E’ arrivato alle battute finali il processo sulla “banca dei clan” a carico dell’ex direttore dell’agenzia di Satriano Antonio D’Ottavio, la moglie Antonietta Massimino, l’ex impiegata Rocchina Meliande, e 6 amministratori della “Blu eyes srl”: Vincenzo Diodato, Massimo Russo, Rosaria Bianco, Lucia Pappalardo, Gennaro Gasparro e Patrizia Liguori.
Ieri mattina di fronte al collegio del Tribunale presieduto da Aldo Gubitosi è comparsa Rocchina Meliande, ex addetta alla segreteria dell’agenzia di Satriano.
«Non ho mai conosciuto il signor Diodato prima di aver letto il suo nome negli atti di questa inchiesta». Ha spiegato la donna, assistita dall’avvocato Gaetano Basile, che è nel 2001 è stata raggiunta anche da un’ordinanza di custodia cautelare.
«Al Credito del Melandro eravamo in 6 dipendenti, tutti facevano un po’ di tutto, ma sempre rispondendo ai diretti ordini dei nostri superiori».
La Meliande ha evidenziato che non tutte le operazioni “fittizie” sui conti correnti riconducibili a Diodato, quindi all’omonimo clan, sono state compiute da lei.
«In qualche caso- ha aggiunto – risultano effettuate in giorni in cui io ero addirittura assente, perché in servizio a Potenza o in altre sedi della banca. Non ho mai aperto un conto corrente senza un documento che attestasse l’identità del suo titolare. Io non ho mai aperto conti corrente fittizi intestati a persone inesistenti».

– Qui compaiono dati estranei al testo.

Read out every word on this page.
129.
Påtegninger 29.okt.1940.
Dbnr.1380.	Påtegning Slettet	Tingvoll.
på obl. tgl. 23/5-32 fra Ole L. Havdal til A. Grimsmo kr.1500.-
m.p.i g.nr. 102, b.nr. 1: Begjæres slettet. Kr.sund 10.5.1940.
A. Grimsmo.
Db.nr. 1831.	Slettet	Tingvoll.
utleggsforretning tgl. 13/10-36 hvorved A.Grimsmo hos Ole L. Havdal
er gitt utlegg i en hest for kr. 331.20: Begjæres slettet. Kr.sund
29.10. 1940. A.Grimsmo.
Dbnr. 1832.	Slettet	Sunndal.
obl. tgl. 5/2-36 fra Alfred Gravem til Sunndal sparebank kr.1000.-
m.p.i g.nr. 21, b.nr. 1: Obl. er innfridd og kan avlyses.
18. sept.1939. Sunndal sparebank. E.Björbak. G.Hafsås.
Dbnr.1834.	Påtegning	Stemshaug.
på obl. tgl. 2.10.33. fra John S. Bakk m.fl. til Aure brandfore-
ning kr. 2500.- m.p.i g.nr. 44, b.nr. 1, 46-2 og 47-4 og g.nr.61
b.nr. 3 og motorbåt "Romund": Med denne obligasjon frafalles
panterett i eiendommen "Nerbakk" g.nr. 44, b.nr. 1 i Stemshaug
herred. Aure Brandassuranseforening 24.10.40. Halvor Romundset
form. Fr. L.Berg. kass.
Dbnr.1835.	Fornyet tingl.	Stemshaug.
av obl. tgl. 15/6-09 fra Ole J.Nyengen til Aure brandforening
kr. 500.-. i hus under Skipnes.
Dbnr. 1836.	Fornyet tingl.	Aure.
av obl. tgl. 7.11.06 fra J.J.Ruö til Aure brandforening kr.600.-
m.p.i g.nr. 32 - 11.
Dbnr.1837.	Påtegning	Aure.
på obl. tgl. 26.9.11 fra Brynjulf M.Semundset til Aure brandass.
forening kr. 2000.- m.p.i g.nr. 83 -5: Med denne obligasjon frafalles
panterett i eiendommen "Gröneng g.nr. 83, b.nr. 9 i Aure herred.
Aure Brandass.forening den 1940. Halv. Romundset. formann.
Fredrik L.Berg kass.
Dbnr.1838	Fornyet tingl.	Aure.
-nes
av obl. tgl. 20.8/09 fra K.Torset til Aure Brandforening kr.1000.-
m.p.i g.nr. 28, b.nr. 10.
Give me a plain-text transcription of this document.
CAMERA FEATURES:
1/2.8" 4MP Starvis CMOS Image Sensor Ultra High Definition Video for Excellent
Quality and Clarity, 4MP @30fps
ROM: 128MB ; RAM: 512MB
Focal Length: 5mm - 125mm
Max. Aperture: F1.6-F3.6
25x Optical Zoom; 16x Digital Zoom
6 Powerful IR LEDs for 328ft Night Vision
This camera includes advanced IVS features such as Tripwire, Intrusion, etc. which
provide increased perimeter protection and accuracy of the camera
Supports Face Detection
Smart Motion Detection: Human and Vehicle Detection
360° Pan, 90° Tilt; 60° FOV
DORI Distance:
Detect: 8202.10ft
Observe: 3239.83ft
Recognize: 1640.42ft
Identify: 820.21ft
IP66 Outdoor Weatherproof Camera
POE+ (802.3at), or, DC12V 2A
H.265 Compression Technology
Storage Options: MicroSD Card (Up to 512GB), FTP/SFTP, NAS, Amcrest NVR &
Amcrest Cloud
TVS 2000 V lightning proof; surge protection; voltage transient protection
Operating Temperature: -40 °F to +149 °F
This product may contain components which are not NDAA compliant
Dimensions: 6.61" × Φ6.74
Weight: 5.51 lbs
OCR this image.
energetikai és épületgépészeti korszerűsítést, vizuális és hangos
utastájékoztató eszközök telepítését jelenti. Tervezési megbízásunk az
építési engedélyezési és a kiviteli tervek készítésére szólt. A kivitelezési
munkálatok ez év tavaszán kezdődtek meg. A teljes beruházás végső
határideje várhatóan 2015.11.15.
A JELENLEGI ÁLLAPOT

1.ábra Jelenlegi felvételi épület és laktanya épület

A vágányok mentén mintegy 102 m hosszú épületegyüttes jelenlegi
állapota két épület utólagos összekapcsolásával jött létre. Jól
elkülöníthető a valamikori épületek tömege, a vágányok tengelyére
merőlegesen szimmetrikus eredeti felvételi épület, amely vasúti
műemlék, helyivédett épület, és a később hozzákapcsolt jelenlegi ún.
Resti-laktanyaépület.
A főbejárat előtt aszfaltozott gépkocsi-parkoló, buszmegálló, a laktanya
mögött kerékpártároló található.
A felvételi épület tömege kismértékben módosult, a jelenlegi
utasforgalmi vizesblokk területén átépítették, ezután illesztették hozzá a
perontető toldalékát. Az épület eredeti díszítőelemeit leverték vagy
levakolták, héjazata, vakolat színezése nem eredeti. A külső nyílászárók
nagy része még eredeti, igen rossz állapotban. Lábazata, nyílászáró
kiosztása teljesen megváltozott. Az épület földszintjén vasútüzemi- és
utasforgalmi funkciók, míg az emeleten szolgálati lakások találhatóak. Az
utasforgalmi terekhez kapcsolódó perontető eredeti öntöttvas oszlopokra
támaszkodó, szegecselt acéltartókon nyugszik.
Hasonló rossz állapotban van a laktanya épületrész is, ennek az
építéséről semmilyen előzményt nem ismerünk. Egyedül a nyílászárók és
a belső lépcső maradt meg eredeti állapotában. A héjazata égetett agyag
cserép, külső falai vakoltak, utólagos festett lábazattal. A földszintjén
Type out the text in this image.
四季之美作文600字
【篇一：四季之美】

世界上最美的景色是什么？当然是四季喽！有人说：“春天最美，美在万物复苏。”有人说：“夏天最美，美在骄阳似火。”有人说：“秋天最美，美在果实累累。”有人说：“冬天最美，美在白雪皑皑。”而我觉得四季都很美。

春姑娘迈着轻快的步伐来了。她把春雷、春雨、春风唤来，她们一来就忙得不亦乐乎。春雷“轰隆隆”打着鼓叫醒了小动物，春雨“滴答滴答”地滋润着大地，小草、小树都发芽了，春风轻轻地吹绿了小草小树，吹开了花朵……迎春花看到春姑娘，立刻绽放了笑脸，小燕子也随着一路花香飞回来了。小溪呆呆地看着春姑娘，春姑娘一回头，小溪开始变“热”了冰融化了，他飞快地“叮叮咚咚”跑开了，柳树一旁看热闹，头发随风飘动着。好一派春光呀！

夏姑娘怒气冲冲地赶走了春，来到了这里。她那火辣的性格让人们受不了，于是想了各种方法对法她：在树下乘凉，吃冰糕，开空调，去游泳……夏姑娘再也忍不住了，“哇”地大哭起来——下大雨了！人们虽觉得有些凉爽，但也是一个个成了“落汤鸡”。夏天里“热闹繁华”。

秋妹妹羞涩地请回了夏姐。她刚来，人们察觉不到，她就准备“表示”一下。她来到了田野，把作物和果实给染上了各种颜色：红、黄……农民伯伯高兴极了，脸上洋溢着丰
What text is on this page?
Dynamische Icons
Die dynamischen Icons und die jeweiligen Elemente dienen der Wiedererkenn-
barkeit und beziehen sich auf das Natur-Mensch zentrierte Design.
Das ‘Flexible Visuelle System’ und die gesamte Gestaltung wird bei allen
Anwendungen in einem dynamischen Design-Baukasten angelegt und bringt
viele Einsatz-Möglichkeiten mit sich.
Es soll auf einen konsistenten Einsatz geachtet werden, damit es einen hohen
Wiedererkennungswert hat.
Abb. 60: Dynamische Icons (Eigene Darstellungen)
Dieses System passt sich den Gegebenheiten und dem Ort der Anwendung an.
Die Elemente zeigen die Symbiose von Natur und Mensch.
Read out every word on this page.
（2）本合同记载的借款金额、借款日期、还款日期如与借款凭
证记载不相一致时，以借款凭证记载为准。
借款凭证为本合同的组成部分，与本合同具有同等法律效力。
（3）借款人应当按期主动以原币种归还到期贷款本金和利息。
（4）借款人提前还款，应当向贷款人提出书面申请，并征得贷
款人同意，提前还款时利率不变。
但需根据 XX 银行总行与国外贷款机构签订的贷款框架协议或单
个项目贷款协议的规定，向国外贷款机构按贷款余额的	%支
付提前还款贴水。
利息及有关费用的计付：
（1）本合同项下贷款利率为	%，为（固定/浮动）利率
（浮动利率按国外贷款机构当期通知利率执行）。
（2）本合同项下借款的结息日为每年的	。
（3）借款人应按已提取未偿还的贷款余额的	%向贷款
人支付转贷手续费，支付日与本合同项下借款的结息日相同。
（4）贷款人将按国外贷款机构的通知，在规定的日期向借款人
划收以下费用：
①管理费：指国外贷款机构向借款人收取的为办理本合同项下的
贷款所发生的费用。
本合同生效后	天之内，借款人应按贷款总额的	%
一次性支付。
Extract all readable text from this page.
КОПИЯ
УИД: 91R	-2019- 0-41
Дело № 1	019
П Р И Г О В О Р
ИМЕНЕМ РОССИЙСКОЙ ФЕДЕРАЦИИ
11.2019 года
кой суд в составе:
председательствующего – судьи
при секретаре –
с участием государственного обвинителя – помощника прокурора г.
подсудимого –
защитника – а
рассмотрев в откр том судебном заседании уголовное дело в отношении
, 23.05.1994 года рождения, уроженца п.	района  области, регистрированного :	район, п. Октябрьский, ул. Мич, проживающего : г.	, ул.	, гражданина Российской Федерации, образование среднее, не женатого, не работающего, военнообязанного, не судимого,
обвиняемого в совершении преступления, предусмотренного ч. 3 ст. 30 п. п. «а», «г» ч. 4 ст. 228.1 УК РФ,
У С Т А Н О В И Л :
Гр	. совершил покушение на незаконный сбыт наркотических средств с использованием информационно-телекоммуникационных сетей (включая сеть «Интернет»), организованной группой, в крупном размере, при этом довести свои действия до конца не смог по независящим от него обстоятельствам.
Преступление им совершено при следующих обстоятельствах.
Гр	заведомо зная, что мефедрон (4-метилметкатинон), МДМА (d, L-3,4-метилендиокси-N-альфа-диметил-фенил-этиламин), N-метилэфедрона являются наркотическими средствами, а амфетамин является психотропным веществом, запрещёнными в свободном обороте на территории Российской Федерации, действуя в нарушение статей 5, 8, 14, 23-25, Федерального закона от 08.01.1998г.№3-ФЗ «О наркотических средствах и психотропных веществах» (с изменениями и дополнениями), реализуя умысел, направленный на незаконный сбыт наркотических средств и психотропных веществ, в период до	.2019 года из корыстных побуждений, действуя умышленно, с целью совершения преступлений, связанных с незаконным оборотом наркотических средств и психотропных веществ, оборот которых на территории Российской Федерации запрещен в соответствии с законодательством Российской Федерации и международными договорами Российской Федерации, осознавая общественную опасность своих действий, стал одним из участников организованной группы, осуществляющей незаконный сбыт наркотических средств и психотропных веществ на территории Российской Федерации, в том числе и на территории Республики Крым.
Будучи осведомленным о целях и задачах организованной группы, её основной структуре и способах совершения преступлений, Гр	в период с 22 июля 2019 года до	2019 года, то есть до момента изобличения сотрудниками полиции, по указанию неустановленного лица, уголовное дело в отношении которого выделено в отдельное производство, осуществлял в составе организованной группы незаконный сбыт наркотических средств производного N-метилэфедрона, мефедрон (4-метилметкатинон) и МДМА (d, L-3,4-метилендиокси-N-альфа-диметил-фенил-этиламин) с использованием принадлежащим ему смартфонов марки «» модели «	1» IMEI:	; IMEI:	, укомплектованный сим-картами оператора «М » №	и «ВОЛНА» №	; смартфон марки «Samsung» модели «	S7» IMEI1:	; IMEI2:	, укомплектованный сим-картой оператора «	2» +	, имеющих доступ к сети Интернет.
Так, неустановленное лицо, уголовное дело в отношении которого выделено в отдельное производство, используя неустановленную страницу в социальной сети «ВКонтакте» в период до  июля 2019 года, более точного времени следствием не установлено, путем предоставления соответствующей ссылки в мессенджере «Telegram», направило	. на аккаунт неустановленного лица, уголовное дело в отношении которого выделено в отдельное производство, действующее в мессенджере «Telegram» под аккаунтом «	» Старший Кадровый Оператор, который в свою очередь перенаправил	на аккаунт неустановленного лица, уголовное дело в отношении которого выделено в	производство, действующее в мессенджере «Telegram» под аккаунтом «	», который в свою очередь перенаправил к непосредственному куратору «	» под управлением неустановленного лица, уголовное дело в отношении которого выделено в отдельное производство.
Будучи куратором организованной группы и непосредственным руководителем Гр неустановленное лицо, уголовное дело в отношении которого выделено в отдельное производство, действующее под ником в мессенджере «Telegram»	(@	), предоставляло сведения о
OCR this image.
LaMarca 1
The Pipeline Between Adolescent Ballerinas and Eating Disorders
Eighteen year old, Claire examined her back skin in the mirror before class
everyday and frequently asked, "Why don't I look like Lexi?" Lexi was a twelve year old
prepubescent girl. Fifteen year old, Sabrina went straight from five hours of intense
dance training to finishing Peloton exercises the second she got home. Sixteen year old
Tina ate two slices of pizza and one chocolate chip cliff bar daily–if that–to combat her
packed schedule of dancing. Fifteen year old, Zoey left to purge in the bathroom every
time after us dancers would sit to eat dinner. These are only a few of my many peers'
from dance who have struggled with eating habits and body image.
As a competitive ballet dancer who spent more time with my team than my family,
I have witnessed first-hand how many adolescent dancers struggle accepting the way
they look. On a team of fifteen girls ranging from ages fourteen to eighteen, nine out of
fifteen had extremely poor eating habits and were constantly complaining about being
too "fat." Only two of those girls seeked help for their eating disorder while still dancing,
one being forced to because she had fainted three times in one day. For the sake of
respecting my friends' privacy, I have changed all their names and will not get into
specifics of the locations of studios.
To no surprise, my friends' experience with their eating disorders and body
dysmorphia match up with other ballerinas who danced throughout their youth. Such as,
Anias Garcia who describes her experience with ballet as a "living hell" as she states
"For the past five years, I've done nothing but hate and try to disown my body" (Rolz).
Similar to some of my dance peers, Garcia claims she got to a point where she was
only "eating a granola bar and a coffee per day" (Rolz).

Eppure gli inquirenti sembrano convinti che a Satriano, nell’agenzia della Bcc della Valle del Melandro, ce ne fossero diversi. E anche ieri il pm Francesco Basentini, che ha ereditato il fascicolo dal collega Vincenzo Montemurro, l’ha incalzata più volte sul punto.
La prossima udienza è stata fissata il 15 febbraio per iniziare a sentire i testimoni della difesa.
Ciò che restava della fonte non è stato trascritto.